Mustard Gas & Chocolate

Having been living in England for quite some time now, I feel some strange obligation to spout some historical facts about this fair city I now call home.  Historically, Bristol, England was one of the leading manufacturers of mustard gas during the First World War.  A huge factory was set up in Bristol manufacturing the chemical weapon and as a result parts of Bristol became toxic; terrible smells hung over the neighborhood; locals were banned from picking fruit; and workers of the factory were struck down by a series of horrible afflictions.  Interestingly enough, during the same time, Bristol, England was also one of the leading manufacturers of chocolate. In 1847 at the Fry’s chocolate factory on Union Street in Bristol, the first ever chocolate bar suitable for widespread consumption was molded.  Near the start of World War I, while on one side of the city Bristolians were hard at work manufacturing mustard gas, on the other side, the largest employers in Bristol were making chocolate.  And so it seems, as in the case of Bristol during the First World War, good and bad can simultaneously arise out of any climate and situation.
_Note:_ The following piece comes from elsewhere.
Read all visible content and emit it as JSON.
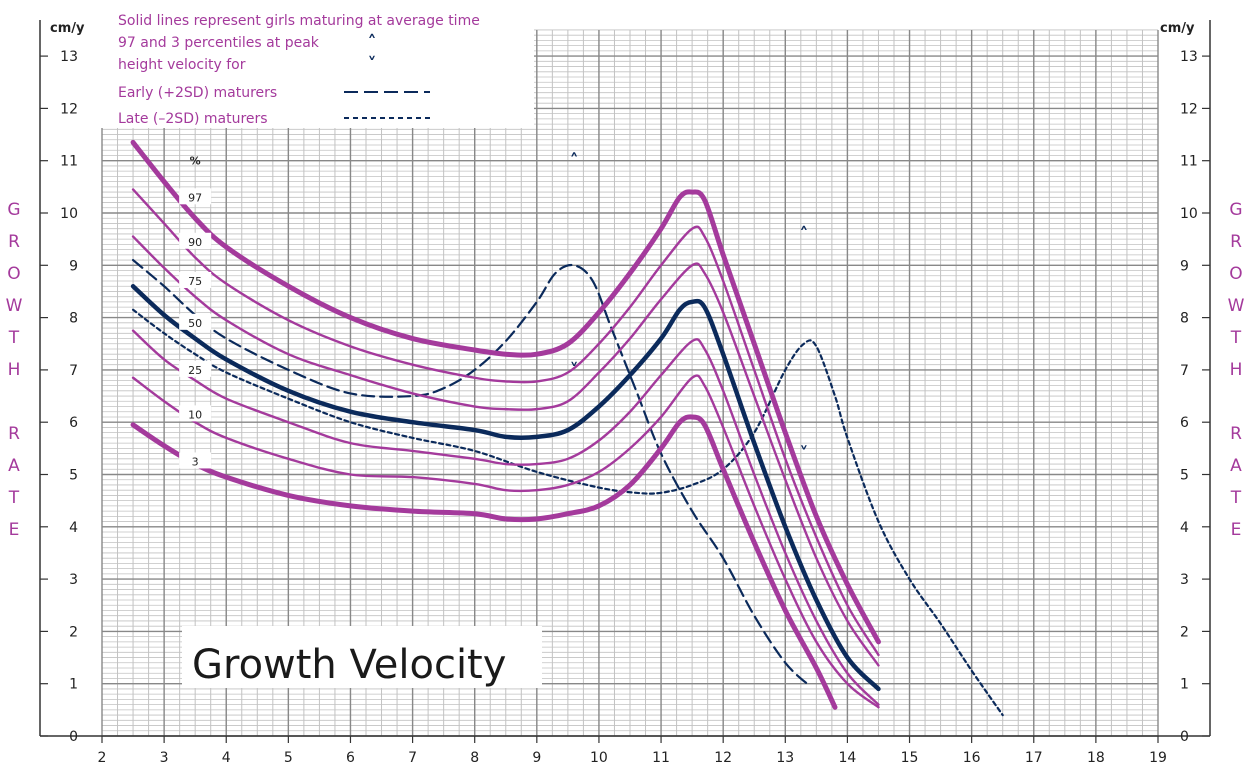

And now for a gear-switch and an attempt to draw a connection from history to present day, here is what happened to me recently:  While rehearsing in Bristol, I had the pleasure, and I do not say pleasure in a sarcastic or ironic way, of working with a “difficult” director. We all have worked with people with whom we don’t agree.  It’s a normal part of any professional environment (and very common as an actor) to encounter these kinds of . . . (searching for a PC way to put it) . . . professional “challenges.”  But at the end of the day what this “difficult” director taught me was much more than I could’ve imagined.  Even though I considered this particular working environment to be, in some ways, toxic, I still felt joyful to be in a rehearsal and to be acting at all.  At the end of the day what mattered most was that I was where I wanted to be, doing what I wanted to be doing, even if at times it seemed difficult.  When you love what you do you can always hold on to the good in a “bad” situation.
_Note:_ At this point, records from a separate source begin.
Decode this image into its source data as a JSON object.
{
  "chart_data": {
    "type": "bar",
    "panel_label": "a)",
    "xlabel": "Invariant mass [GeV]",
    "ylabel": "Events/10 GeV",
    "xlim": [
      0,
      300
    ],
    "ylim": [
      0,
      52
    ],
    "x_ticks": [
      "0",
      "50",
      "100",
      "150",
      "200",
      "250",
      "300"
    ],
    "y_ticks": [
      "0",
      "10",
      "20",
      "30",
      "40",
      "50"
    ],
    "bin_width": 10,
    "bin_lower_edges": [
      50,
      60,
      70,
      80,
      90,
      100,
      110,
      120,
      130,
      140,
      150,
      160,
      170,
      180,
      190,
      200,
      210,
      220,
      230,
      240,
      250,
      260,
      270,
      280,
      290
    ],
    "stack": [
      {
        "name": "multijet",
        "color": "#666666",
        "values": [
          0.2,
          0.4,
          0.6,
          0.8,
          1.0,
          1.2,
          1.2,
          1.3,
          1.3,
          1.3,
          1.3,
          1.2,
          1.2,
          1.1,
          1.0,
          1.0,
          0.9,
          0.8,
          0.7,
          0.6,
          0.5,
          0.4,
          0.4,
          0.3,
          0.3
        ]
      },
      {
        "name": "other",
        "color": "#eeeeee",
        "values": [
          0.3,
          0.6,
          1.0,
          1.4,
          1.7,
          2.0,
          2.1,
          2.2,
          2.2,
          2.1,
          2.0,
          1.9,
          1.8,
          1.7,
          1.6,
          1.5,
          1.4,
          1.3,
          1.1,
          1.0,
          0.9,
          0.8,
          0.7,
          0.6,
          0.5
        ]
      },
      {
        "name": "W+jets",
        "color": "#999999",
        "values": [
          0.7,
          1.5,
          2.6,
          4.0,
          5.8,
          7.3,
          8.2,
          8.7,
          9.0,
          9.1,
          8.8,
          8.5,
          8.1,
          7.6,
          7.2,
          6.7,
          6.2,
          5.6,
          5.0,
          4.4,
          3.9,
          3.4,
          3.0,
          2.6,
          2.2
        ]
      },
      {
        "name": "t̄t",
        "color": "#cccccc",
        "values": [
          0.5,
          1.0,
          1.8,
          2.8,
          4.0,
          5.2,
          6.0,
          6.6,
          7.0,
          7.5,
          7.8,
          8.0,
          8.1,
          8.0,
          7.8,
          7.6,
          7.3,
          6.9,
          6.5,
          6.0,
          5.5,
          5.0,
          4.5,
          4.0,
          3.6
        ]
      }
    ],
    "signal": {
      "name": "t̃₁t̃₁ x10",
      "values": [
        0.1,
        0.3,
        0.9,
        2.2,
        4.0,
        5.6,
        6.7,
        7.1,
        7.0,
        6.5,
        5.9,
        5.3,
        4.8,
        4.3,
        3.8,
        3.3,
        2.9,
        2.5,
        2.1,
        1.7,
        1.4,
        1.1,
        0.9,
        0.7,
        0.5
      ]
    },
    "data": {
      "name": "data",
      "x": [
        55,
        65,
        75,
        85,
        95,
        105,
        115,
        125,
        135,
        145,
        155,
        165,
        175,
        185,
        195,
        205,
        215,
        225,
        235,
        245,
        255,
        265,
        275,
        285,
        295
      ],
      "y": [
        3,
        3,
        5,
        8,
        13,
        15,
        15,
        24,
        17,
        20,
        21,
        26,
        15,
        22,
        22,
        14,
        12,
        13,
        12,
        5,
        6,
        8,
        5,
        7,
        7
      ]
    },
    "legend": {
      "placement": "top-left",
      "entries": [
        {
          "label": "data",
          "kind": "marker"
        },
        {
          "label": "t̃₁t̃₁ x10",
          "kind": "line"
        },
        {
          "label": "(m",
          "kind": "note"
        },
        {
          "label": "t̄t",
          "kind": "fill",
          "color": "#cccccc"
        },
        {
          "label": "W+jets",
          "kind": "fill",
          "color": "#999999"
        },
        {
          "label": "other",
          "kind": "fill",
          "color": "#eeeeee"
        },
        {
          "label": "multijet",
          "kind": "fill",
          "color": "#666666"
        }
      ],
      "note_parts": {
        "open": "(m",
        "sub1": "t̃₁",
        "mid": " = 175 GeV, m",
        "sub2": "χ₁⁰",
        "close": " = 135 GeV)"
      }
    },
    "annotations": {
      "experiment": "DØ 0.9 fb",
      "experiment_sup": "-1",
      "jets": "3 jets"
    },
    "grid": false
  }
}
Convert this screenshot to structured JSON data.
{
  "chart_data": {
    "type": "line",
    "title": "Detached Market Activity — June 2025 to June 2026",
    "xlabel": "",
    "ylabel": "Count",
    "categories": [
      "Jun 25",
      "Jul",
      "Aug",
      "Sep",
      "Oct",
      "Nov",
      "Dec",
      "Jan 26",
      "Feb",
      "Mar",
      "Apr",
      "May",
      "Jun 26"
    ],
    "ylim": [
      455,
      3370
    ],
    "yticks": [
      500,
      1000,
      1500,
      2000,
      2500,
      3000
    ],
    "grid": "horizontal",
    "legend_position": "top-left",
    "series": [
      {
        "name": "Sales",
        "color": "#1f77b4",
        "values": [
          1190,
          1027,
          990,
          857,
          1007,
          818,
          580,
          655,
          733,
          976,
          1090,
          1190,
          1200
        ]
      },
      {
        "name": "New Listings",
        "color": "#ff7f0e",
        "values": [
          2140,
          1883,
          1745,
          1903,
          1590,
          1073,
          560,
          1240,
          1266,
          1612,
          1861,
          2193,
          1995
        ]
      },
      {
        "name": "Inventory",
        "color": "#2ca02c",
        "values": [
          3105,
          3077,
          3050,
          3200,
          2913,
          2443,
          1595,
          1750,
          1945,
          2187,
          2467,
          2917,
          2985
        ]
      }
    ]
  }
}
And now for a seemingly relevant anecdote: I heard a story once about someone who worked with the Chicago Bears Football Team. This person decided to go in to the office to work on the weekend. When he got there he saw the owner, George Halas who was in his eighties, sitting in his office. The man asked, “George, what are you doing here working on the weekend?” George merely replied, “It’s only work if there’s someplace else you’d rather be.”